Professor of Neural Sciences and Psychology at New York University, Dr Wendy Suzuki, wrote a brilliant book entitled Good anxiety: Exploit the power of the most ill -understood emotion. It is a scientific book that helps readers to move their point of view of anxiety from that of a prison cell to something that can increase performance, create compassion, promote creativity and provide you with other superpowers, as it calls them. In the book, Dr. Suzuki says that the sources of our anxiety are pointers towards what we appreciate in life, indicating what is important or precious for us.
I think it's incredible. The things we are worried are in fact indications that we are passionate about something. This means that we care, and we care enough for us to be proactive to preserve what is precious to us.
Anything that requires a certain level of understanding. In a interview With NPR, Dr. Suzuki says there is a gift that can come from your anxiety list: the “and if” list. “What if I don't know the answer? And if they ask me questions about this part of the book and do not remember the study? Anyone can transform your list of '` `What if a list of tasks.” She continues by saying that our stress and anxiety activate our muscles to do something, to act.
The things we are worried are in fact indications that we are passionate about something. This means that we care, and we care enough for us to be proactive to preserve what is precious to us.
The list of advantages continues …
Of Harvard Business Review test series By leading to anxiety: “Decades of research on emotional intelligence have shown that people who understand their own feelings have higher work satisfaction, stronger professional performance and better relationships; are more innovative; and can synthesize various opinions and reduce conflicts. ”
It all seems great. So what is the warning?
It's something to use your anxiety to propel yourself, but to use it SO a lot; To think about it again and again, it will simply stop you in your footsteps. Worse, it will stop you in your footsteps and attract you in the state of cloudy panic that we all anxious, the most anxious.
If you come to this point, Here are some useful things you can do The next time you feel anxious. And if I know my anxious comrades as I think I do it, I know you will read it now so that the next time that anxiety will arrive, you will be prepared. Associate with 50 ways to beat anxietywritten by Alice Boyes, Ph.D., author of The anxiety toolbox.
Another resource – the best I have found (in addition to therapy) – is a book entitled Dare: the new way of ending anxiety and stopping panic attacks By Barry McDonagh. This helps you look at anxiety through the same goal as Dr Wendy Suzuki suggests: like a positive behavior that can really benefit you, but only if you keep it. This book gives you practical means to temper your anxiety, and they work. They work for me as nothing has already done.

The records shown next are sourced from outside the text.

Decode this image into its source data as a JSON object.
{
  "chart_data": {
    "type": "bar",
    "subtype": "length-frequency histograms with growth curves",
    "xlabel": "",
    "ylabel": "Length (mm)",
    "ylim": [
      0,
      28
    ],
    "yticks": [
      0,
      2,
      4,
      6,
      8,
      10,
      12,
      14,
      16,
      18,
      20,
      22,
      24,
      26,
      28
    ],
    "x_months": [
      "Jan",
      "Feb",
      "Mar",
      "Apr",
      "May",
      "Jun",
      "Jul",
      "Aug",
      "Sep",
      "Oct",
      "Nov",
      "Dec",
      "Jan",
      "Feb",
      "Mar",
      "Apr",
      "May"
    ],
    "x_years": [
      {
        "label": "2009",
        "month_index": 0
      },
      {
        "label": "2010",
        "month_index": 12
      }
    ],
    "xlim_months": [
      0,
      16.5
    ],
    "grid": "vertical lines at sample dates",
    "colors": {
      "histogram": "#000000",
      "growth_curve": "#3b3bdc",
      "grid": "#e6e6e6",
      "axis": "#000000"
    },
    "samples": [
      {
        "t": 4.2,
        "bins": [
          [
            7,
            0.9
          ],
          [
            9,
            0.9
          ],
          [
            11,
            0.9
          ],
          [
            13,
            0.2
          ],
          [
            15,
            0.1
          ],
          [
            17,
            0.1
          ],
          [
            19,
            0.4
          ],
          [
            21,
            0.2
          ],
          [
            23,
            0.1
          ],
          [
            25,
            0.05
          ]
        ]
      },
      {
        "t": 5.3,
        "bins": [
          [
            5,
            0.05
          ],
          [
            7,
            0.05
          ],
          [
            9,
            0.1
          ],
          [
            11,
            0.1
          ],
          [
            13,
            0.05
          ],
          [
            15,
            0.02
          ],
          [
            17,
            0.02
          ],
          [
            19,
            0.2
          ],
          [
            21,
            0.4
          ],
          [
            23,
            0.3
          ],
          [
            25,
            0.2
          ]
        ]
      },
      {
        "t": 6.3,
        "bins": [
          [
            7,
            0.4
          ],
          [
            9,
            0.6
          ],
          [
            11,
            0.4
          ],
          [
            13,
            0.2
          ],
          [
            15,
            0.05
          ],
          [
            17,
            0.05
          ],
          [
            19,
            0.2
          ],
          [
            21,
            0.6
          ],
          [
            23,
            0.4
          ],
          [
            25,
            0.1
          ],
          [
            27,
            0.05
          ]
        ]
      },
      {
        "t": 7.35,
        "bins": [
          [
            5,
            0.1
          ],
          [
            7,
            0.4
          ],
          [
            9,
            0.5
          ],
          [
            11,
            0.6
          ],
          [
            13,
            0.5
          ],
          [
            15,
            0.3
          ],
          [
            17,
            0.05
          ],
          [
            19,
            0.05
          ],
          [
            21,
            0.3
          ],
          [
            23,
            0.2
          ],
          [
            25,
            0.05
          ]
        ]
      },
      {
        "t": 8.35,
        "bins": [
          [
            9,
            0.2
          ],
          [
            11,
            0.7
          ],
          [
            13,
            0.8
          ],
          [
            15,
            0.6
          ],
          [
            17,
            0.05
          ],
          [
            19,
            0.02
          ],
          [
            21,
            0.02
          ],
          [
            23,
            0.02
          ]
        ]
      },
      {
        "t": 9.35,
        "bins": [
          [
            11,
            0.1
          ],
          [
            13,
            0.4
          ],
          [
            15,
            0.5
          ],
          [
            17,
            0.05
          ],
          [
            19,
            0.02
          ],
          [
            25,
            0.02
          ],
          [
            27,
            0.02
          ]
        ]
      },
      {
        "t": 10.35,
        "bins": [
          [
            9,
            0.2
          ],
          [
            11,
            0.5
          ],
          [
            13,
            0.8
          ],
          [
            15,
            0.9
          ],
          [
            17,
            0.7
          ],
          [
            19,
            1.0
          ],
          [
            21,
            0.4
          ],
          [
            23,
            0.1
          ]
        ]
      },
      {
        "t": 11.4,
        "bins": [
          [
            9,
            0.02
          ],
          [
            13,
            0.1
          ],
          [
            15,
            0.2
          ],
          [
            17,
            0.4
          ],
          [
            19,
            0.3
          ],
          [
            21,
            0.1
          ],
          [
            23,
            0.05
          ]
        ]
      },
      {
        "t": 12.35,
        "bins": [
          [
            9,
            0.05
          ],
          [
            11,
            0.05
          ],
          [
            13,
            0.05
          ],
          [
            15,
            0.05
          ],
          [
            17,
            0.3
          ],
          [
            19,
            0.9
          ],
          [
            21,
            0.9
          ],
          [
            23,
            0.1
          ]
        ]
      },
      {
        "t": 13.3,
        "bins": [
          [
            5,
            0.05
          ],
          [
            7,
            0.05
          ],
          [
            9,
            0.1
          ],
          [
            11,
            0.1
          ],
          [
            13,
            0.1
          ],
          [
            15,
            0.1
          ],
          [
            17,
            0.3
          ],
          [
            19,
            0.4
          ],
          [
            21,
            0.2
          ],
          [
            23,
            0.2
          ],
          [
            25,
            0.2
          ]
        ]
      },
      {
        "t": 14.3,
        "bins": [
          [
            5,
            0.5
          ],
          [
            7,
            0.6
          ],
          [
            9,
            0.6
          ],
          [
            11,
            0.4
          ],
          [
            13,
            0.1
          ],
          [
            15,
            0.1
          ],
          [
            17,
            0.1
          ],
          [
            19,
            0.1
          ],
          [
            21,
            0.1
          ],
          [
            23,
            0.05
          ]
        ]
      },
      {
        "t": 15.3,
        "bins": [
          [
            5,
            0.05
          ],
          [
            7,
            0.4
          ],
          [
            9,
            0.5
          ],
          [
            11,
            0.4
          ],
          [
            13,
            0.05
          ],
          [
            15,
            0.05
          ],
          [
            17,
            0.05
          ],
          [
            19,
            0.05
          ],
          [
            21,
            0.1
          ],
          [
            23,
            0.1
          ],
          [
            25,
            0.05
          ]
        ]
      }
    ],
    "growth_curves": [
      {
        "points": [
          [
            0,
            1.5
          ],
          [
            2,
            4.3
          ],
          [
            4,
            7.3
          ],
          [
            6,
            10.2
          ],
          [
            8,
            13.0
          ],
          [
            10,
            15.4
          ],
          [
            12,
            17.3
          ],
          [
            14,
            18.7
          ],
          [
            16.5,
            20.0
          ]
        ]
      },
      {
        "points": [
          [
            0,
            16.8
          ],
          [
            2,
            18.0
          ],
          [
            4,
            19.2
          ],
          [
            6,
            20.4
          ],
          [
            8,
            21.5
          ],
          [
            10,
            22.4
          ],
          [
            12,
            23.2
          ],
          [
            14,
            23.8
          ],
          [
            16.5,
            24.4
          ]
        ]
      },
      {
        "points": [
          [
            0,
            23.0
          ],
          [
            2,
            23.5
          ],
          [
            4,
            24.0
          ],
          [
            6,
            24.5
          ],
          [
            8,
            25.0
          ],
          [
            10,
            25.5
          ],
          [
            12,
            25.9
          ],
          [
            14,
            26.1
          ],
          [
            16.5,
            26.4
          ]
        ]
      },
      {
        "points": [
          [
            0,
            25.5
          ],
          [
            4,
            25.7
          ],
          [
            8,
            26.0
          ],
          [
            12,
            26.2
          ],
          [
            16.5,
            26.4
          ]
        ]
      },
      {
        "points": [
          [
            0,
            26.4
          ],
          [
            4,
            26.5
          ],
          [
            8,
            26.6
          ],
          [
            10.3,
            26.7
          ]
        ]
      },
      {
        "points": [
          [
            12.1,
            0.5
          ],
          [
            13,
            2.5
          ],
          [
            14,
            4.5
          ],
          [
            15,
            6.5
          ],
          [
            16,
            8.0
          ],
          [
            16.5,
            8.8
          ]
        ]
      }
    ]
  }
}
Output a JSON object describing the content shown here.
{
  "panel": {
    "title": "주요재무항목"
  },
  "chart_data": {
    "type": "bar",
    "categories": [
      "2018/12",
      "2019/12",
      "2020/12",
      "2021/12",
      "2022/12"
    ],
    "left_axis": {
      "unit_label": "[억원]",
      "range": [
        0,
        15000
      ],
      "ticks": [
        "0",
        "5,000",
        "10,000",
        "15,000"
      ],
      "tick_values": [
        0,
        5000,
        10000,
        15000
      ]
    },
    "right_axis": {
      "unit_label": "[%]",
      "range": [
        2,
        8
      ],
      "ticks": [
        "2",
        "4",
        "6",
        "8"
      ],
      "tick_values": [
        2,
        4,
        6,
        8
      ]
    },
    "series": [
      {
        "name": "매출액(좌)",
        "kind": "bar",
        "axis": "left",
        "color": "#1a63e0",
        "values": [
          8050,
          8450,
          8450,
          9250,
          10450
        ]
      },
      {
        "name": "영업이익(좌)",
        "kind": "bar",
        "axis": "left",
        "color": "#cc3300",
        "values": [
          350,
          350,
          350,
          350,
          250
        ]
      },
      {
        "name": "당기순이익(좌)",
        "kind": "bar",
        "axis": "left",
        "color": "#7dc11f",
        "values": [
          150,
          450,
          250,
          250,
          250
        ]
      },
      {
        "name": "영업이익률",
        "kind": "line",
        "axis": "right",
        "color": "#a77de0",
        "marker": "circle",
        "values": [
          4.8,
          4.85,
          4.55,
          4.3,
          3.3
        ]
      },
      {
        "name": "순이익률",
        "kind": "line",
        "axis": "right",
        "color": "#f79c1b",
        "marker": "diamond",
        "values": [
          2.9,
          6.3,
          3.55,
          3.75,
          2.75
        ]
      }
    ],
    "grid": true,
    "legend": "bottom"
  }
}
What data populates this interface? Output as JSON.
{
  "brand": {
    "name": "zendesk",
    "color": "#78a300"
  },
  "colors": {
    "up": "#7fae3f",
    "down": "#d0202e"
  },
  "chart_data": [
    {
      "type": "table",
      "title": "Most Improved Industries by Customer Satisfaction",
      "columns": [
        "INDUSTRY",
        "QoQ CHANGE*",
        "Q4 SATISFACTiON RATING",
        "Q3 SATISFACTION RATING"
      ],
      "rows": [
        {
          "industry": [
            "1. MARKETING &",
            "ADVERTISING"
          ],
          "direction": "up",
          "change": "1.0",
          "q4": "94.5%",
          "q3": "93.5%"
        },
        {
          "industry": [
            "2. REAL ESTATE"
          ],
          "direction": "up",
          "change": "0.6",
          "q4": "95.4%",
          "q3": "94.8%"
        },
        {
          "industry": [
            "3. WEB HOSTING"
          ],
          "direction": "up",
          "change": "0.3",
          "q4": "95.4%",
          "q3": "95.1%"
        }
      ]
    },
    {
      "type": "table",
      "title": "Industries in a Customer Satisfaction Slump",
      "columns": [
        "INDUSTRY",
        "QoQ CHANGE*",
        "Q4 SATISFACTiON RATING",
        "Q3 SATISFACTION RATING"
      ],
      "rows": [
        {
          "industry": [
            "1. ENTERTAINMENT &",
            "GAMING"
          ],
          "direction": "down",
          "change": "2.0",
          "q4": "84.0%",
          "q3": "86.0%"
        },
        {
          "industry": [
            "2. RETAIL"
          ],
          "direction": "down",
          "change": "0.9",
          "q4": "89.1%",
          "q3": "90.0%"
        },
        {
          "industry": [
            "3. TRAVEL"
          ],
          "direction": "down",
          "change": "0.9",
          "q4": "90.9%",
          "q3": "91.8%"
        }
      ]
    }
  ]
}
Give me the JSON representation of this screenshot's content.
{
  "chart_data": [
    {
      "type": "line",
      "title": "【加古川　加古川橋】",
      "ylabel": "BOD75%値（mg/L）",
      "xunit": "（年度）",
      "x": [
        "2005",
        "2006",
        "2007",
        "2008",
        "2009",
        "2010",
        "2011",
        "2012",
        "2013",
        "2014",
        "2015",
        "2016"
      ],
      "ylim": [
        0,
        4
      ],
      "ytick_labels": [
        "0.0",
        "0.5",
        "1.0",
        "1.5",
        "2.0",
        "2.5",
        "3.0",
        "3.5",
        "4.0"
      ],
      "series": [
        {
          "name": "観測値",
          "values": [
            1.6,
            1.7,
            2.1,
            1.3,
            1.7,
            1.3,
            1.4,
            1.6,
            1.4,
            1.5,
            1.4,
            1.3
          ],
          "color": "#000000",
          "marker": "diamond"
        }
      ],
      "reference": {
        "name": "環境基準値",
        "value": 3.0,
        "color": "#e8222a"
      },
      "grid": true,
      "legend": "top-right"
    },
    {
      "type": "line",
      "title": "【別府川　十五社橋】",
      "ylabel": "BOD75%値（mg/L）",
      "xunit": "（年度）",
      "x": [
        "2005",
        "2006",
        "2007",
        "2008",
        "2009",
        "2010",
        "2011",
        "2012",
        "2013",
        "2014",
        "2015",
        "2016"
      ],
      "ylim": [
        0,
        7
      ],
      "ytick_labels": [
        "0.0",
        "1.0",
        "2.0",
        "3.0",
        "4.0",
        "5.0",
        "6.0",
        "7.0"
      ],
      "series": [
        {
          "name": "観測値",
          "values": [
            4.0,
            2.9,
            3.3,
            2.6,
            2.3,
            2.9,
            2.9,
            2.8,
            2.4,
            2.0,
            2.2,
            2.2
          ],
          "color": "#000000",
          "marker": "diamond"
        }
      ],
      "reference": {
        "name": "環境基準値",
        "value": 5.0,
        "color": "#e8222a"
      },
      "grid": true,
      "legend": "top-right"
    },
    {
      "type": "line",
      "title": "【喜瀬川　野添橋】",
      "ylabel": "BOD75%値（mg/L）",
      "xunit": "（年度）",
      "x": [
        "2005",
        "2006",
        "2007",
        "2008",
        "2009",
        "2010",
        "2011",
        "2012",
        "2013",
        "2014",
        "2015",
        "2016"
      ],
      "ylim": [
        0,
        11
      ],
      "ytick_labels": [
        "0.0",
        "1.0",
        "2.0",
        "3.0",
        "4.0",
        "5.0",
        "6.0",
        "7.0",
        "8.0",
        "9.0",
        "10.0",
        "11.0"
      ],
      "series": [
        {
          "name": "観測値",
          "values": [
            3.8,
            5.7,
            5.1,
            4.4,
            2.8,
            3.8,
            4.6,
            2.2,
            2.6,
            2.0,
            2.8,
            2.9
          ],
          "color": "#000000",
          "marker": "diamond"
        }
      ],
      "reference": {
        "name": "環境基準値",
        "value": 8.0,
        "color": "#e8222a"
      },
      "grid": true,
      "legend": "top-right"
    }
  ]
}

It must always be said: if you need help, our friends from the national suicide prevention line are there for you, at any time of the day. The number is 1.800.273,8255. From July 16, 2022, those in the United States can now deal with 988 and will be connected directly to the lifeline. Here is the website For more information.
Take care of yourself.
Treat your head Like the temple he is. And when you are able, remember that at the beginning of time, anxiety was our friend. It kept us alive. There are advantages to be anxious, it is sometimes enough to remind us.

Kolina Cicero is in love with stories – reading them, writing them, getting lost in them. The other things she likes include yoga, travel and taking cooking, Italian and writing lessons. His first children's book, Rosie and the Passe-Temps farmwas published in July 2020.